One Amazon customer explains how he got a one-month refund on his Prime membership, now that deliveries are often five days to a month, even on essentials

amazon prime

  • As more people are told not to leave their homes thanks to coronavirus shelter-in-place mandates, the nation’s reliance on Amazon to deliver the goods that we need has grown exponentially.
  • Amazon is currently experiencing stocking delays on a host of items and its delivery trucks are overwhelmed.
  • That means that Amazon’s industry-leading free two-day shipping for Prime members is no longer always the norm.
  • People who have bought Amazon Prime memberships specifically for the shipping benefit understand the situation, but some have taken to social media to say the should reimburse Prime members for the months it can’t meet its promise.
  • Amazon has not publicly responded to the suggestion. But there is a way to get the company to do so, one customer says: call up and complain.
  • Visit Business Insider’s homepage for more stories.

On Sunday, Amazon CEO Jeff Bezos posted a four-page letter praising his employees for their heroic work to fill shopping orders during the coronavirus crises.

“I’m not alone in being grateful for the work you are doing. I’ve received hundreds of emails from customers and seen posts on social media thanking you all,” he wrote.

But not everybody is happy with the speed of Amazon’s work these days. Many Amazon products are now showing shipment delays of over a month, reports Business Insider’s Eugene Kim. And even many of the items it deems essential, which it has prioritized restocking over all non-essential third-party items, are showing delays of days to weeks for delivery, such as tampons.

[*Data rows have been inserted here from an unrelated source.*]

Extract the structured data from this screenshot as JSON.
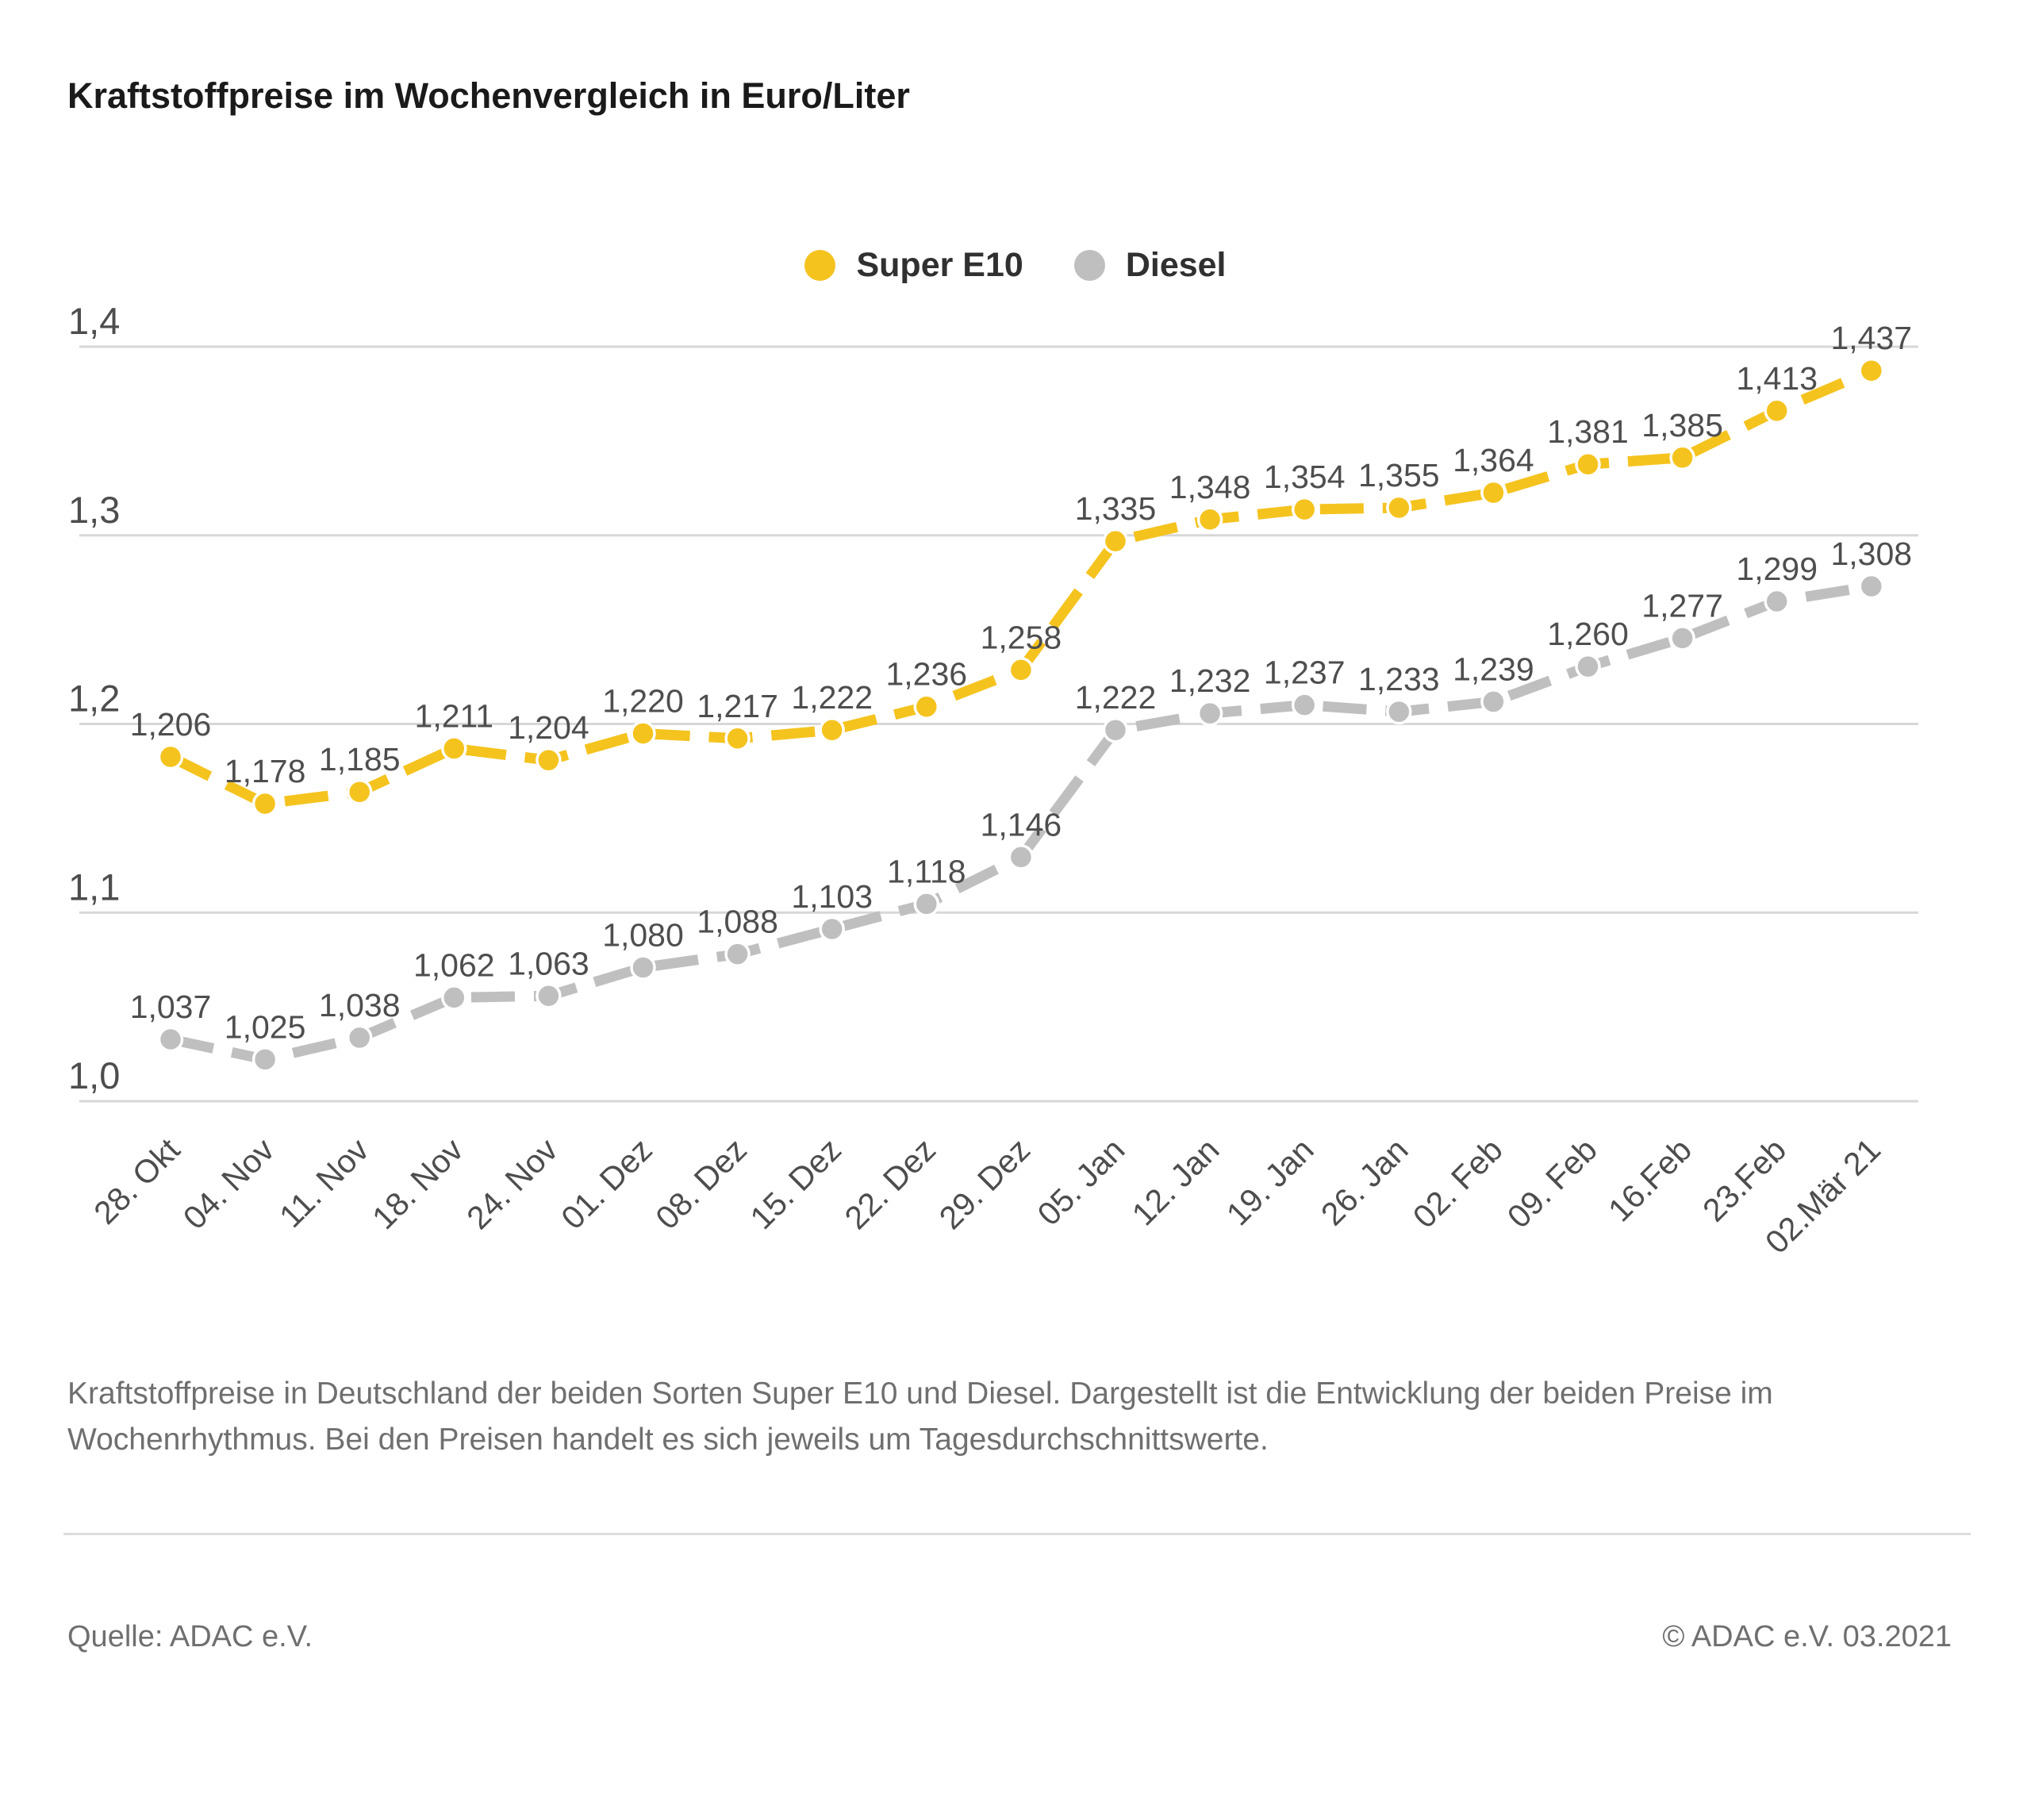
{
  "title": "Kraftstoffpreise im Wochenvergleich in Euro/Liter",
  "legend": {
    "items": [
      {
        "label": "Super E10",
        "color": "#F5C31E"
      },
      {
        "label": "Diesel",
        "color": "#BFBFBF"
      }
    ]
  },
  "chart_data": {
    "type": "line",
    "title": "Kraftstoffpreise im Wochenvergleich in Euro/Liter",
    "xlabel": "",
    "ylabel": "Euro/Liter",
    "grid": true,
    "legend_position": "top",
    "ylim": [
      1.0,
      1.45
    ],
    "categories": [
      "28. Okt",
      "04. Nov",
      "11. Nov",
      "18. Nov",
      "24. Nov",
      "01. Dez",
      "08. Dez",
      "15. Dez",
      "22. Dez",
      "29. Dez",
      "05. Jan",
      "12. Jan",
      "19. Jan",
      "26. Jan",
      "02. Feb",
      "09. Feb",
      "16.Feb",
      "23.Feb",
      "02.Mär 21"
    ],
    "y_axis": {
      "ticks": [
        {
          "label": "1,4",
          "value": 1.4
        },
        {
          "label": "1,3",
          "value": 1.3
        },
        {
          "label": "1,2",
          "value": 1.2
        },
        {
          "label": "1,1",
          "value": 1.1
        },
        {
          "label": "1,0",
          "value": 1.0
        }
      ]
    },
    "series": [
      {
        "name": "Diesel",
        "color": "#BFBFBF",
        "values": [
          1.037,
          1.025,
          1.038,
          1.062,
          1.063,
          1.08,
          1.088,
          1.103,
          1.118,
          1.146,
          1.222,
          1.232,
          1.237,
          1.233,
          1.239,
          1.26,
          1.277,
          1.299,
          1.308
        ],
        "labels": [
          "1,037",
          "1,025",
          "1,038",
          "1,062",
          "1,063",
          "1,080",
          "1,088",
          "1,103",
          "1,118",
          "1,146",
          "1,222",
          "1,232",
          "1,237",
          "1,233",
          "1,239",
          "1,260",
          "1,277",
          "1,299",
          "1,308"
        ]
      },
      {
        "name": "Super E10",
        "color": "#F5C31E",
        "values": [
          1.206,
          1.178,
          1.185,
          1.211,
          1.204,
          1.22,
          1.217,
          1.222,
          1.236,
          1.258,
          1.335,
          1.348,
          1.354,
          1.355,
          1.364,
          1.381,
          1.385,
          1.413,
          1.437
        ],
        "labels": [
          "1,206",
          "1,178",
          "1,185",
          "1,211",
          "1,204",
          "1,220",
          "1,217",
          "1,222",
          "1,236",
          "1,258",
          "1,335",
          "1,348",
          "1,354",
          "1,355",
          "1,364",
          "1,381",
          "1,385",
          "1,413",
          "1,437"
        ]
      }
    ],
    "label_color": "#4e4e4e",
    "grid_color": "#d7d7d7",
    "axis_text_color": "#4d4d4d"
  },
  "caption": "Kraftstoffpreise in Deutschland der beiden Sorten Super E10 und Diesel. Dargestellt ist die Entwicklung der beiden Preise im Wochenrhythmus. Bei den Preisen handelt es sich jeweils um Tagesdurchschnittswerte.",
  "footer": {
    "source": "Quelle: ADAC e.V.",
    "copyright": "© ADAC e.V. 03.2021"
  }
}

A growing number of Prime members who pay $119 a year for the free two-day delivery benefit are frustrated. Thousands have taken to Twitter or Facebook to complain.

“Amazon prime orders usually come like the next day or two … my cookware won’t come until the end of next month. It would be nice if Prime members got a refund during all of this,” one person tweeted on Monday.

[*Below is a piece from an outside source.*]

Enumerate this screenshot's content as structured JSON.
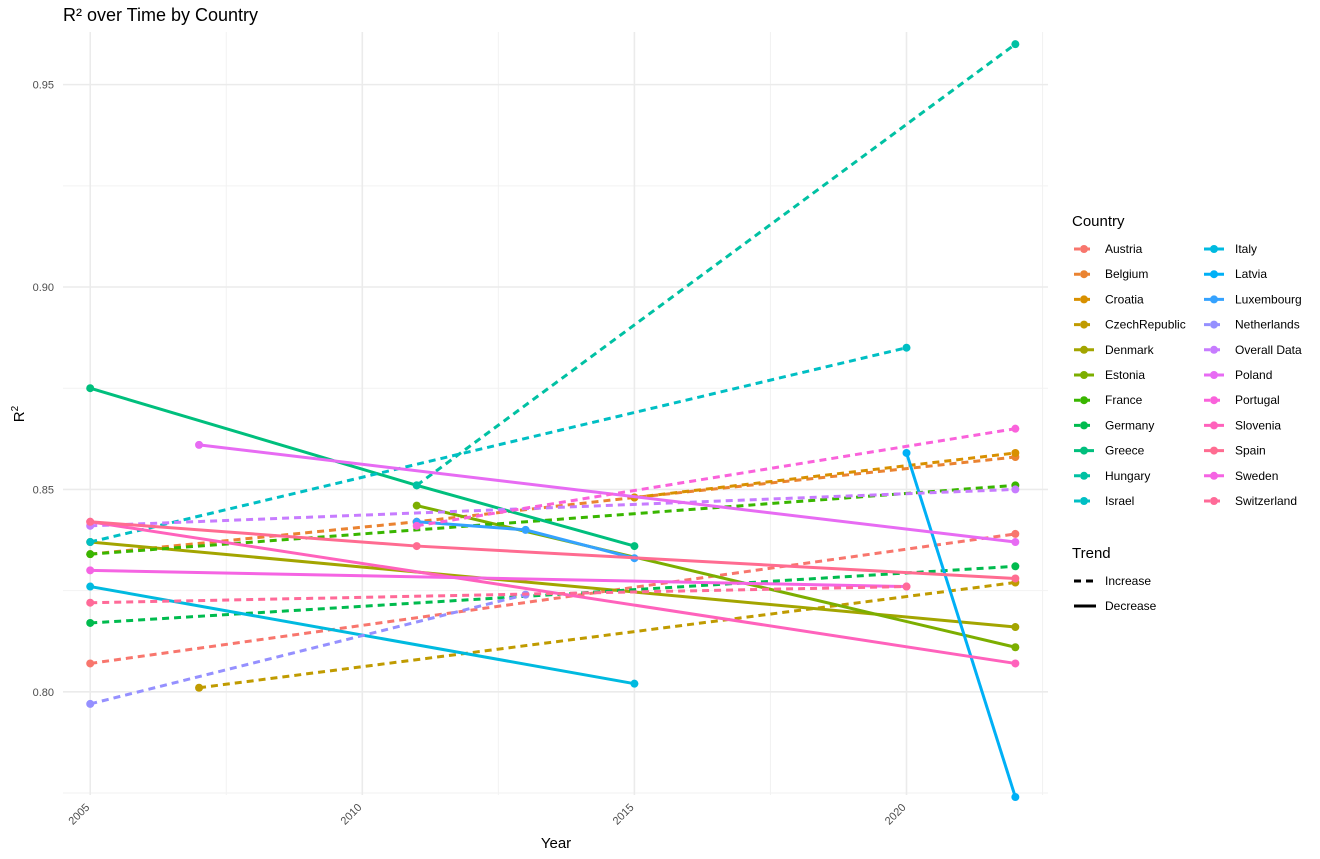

“So does that mean all the Amazon Prime Members get a partial refund for the time period when Prime is no longer Prime?” another one tweeted.

Another complained on Monday on Facebook:

“So now that Amazon has announced to its customers, mainly Prime members, that all non essential items ordered will be delayed for up to a month, then then my question would be if Amazon will continue to charge its customers the monthly membership fee even though its customers will not receive their orders for the expedited service they paid for. Will customers be reimbursed or credited their accounts?”

Amazon didn’t reply to her question, at least not publicly. (Although Amazon did respond “Thank You” to someone on that same Facebook string who praised the company for its pledge to hire 100,000 people.)

Amazon’s statement to Business Insider points out that Prime membership includes a lot of other benefits, the implication being that it has no plans at the moment to refund customers on an automatic or widespread basis.

“These are incredibly difficult times for all. To serve our customers while also helping to ensure the safety of our associates, we’ve changed our logistics, transportation, supply chain, purchasing, and third-party seller processes to prioritize stocking and delivering items that are a higher priority for our customers. This has resulted in some of our delivery promises being longer than usual. And, we are hiring over 100,000 positions across the US to enable us to provide this vital service to people everywhere. In addition, Prime members can still enjoy Prime’s entertainment benefits, including unlimited streaming access to thousands of movies and TV shows on Prime Video; two million songs with Amazon Music; a free rotating selection of more than 1,000 books; magazines and comics with Prime Reading; free games and loot with Twitch Prime; and more.”

But it can be done

But here’s a tip from a reader who did get Amazon to refund him for one-month of his Prime membership.

He called customer service and specifically complained about buying Prime for its two-day shipping and not receiving his latest orders for five days. The customer service rep promptly refunded him one month’s of Prime, $14.03, according to the email on the transaction seen by Business Insider.

Amazon’s No. 1 rule of its famed Leadership Principals is Customer Obsession, which involves working “vigorously to earn and keep customer trust.”

The transaction shows that Amazon customer reps are authorized to refund a month’s Prime membership when dealing with an unhappy customer. But you can’t just bemoan about it on social media. If you buy Prime for its shipping benefit and you are genuinely unhappy about these delays during this time, a phone complaint could do the trick. You may walk away surprised and happy with the result.